Sullivan writes: "The Trump effect is a straight line from years of his hateful rhetoric to real-world danger. It's a line that goes directly from disrespect to pipe bomb."
Mail bombing suspect's van. (photo: Twitter)
The Connection Between Hateful Rhetoric and Terrorizing Acts Is Glaringly Obvious, but Some Refuse to See It
26 October 18
he gesture was small, but it contained multitudes.
At a raucous rally in Montana last week, a Trump supporter — juiced up by the president’s crude praise of a congressman who body-slammed a reporter — looked directly at CNN reporter Jim Acosta.
Then he ran his thumb across his throat. And laughed.
Later, Acosta described “the Trump effect.”
“It has normalized and sanitized nastiness and cruelty in a way that I just never thought I would see,” he said, shortly after that Montana rally.
The Trump effect is a straight line from years of his hateful rhetoric to real-world danger. It’s a line that goes directly from disrespect to pipe bomb.
And — almost inevitably — it will eventually go from failed attempt to spilled blood.
If you can’t see it, you aren’t looking.
But on Wednesday, plenty of people weren’t looking.
The news reports of bombs sent to the most frequent objects of President Trump’s sustained criticism brought a torrent of nonsense. This was a false-flag operation, some charged, instigated by Trump’s enemies to bring sympathy.
Ann Coulter tweeted that bombs have been, throughout history, “a liberal tactic.”
And radio behemoth Rush Limbaugh, as quoted in HuffPost, jumped in with his view that Republicans don’t do this sort of thing, and a Democratic operative was the more likely culprit.
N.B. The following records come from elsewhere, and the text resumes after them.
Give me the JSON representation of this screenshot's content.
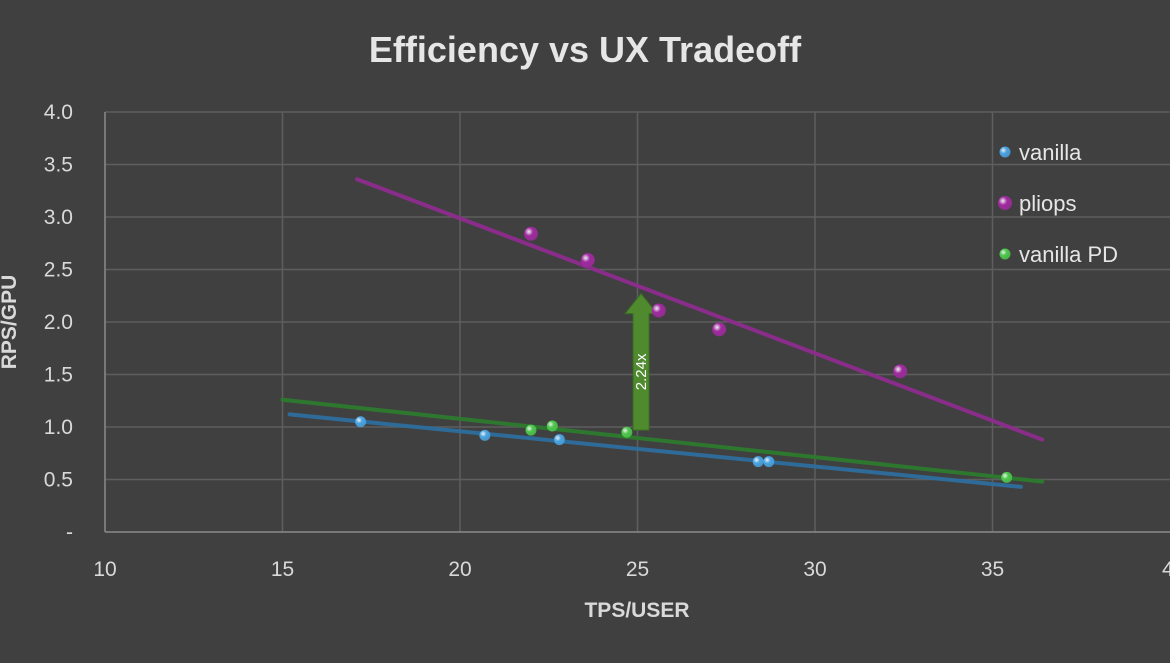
{
  "chart_data": {
    "type": "scatter",
    "title": "Efficiency vs UX Tradeoff",
    "xlabel": "TPS/USER",
    "ylabel": "RPS/GPU",
    "xlim": [
      10,
      40
    ],
    "ylim": [
      0,
      4.0
    ],
    "x_ticks": [
      "10",
      "15",
      "20",
      "25",
      "30",
      "35",
      "4"
    ],
    "y_ticks": [
      "-",
      "0.5",
      "1.0",
      "1.5",
      "2.0",
      "2.5",
      "3.0",
      "3.5",
      "4.0"
    ],
    "grid": true,
    "legend_position": "right",
    "series": [
      {
        "name": "vanilla",
        "color": "#4aa3e0",
        "points": [
          [
            17.2,
            1.05
          ],
          [
            20.7,
            0.92
          ],
          [
            22.8,
            0.88
          ],
          [
            28.4,
            0.67
          ],
          [
            28.7,
            0.67
          ]
        ],
        "trendline": {
          "color": "#2e6e9e",
          "from": [
            15.2,
            1.12
          ],
          "to": [
            35.8,
            0.43
          ]
        }
      },
      {
        "name": "pliops",
        "color": "#a02aa0",
        "points": [
          [
            22.0,
            2.84
          ],
          [
            23.6,
            2.59
          ],
          [
            25.6,
            2.11
          ],
          [
            27.3,
            1.93
          ],
          [
            32.4,
            1.53
          ]
        ],
        "trendline": {
          "color": "#8e2d8e",
          "from": [
            17.1,
            3.36
          ],
          "to": [
            36.4,
            0.88
          ]
        }
      },
      {
        "name": "vanilla PD",
        "color": "#4cc74c",
        "points": [
          [
            22.0,
            0.97
          ],
          [
            22.6,
            1.01
          ],
          [
            24.7,
            0.95
          ],
          [
            35.4,
            0.52
          ]
        ],
        "trendline": {
          "color": "#2e7a2e",
          "from": [
            15.0,
            1.26
          ],
          "to": [
            36.4,
            0.48
          ]
        }
      }
    ],
    "annotations": [
      {
        "type": "arrow",
        "label": "2.24x",
        "x": 25.1,
        "y_from": 0.97,
        "y_to": 2.27,
        "color": "#4f8a2f"
      }
    ]
  }
}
But let’s get real. Everyone targeted by the pipe bombs had been the subject of endless hours of Fox News commentary. The list of targets read like Sean Hannity’s pre-broadcast crib notes: Hillary Clinton, President Barack Obama and former CIA chief John Brennan — and, as the representative of evil mainstream media — CNN.
As usual, Trump himself projected blame everywhere but where it belongs.
In what Katie Rogers and Eileen Sullivan of the New York Times described as the president’s “rhetorical jujitsu,” he combined swipes at the news media and Democrats with a call to “come together in peace and harmony.”
And in a reprehensible Thursday-morning tweet, Trump doubled down: “A very big part of the Anger we see today in our society is caused by the purposely false and inaccurate reporting of the Mainstream Media that I refer to as Fake News. . . . Mainstream Media must clean up its act, FAST!”
There is no story now — even one about terrorist acts — that doesn’t devolve into the hyperpartisan blame game, led by the president.
In this case, placing the blame appropriately required nothing but common sense.
CNN boss Jeff Zucker got it right: “There is a total and complete lack of understanding at the White House about the seriousness of their continued attacks on the media. The President, and especially the White House Press Secretary, should understand their words matter. Thus far, they have shown no comprehension of that.”
(That Zucker, both at NBC and at CNN, undoubtedly helped create Trump as president doesn’t take away the truth of his statement. )
There’s real danger in these assaults.
There’s danger in “lock her up,” in birtherism, in retaliating against former CIA director Brennan by revoking his security clearance. There’s danger in calling reporters “the enemy of the people” and in celebrating Montana Congressman Greg Gianforte who roughed up Guardian reporter Ben Jacobs.
Examples abound. Previously a Montana Republican official resigned her post after not only cheering Gianforte’s body-slam but, in remarks on a radio show, taking it an ugly step further:
“If that kid had done to me what he did to Greg, I would have shot him,” she said.
When a gunman shot and killed five employees of the Capital Gazette last summer in Annapolis, Md., it seemed wise not to tie the tragedy to Trump’s anti-media assaults. After all, Jarrod Ramos had been harassing journalists at the small daily newspaper for years, carrying a grudge about coverage of him he found unfair.
Now I’m not so sure. Trump’s rhetoric makes the unthinkable seem possible. Worthy of a second thought — or more.
What I am certain of is that the danger that came from the top — from Trump — will worsen unless he does everything in his power to change.
To model, in words and actions, the peace and unity that he tepidly endorsed on Wednesday.
To recognize his own gargantuan role in the problem, to honestly confront “the Trump effect.”
Of course, there’s no reason to think that will happen.
And so — dreadful as it is to say — we know what will.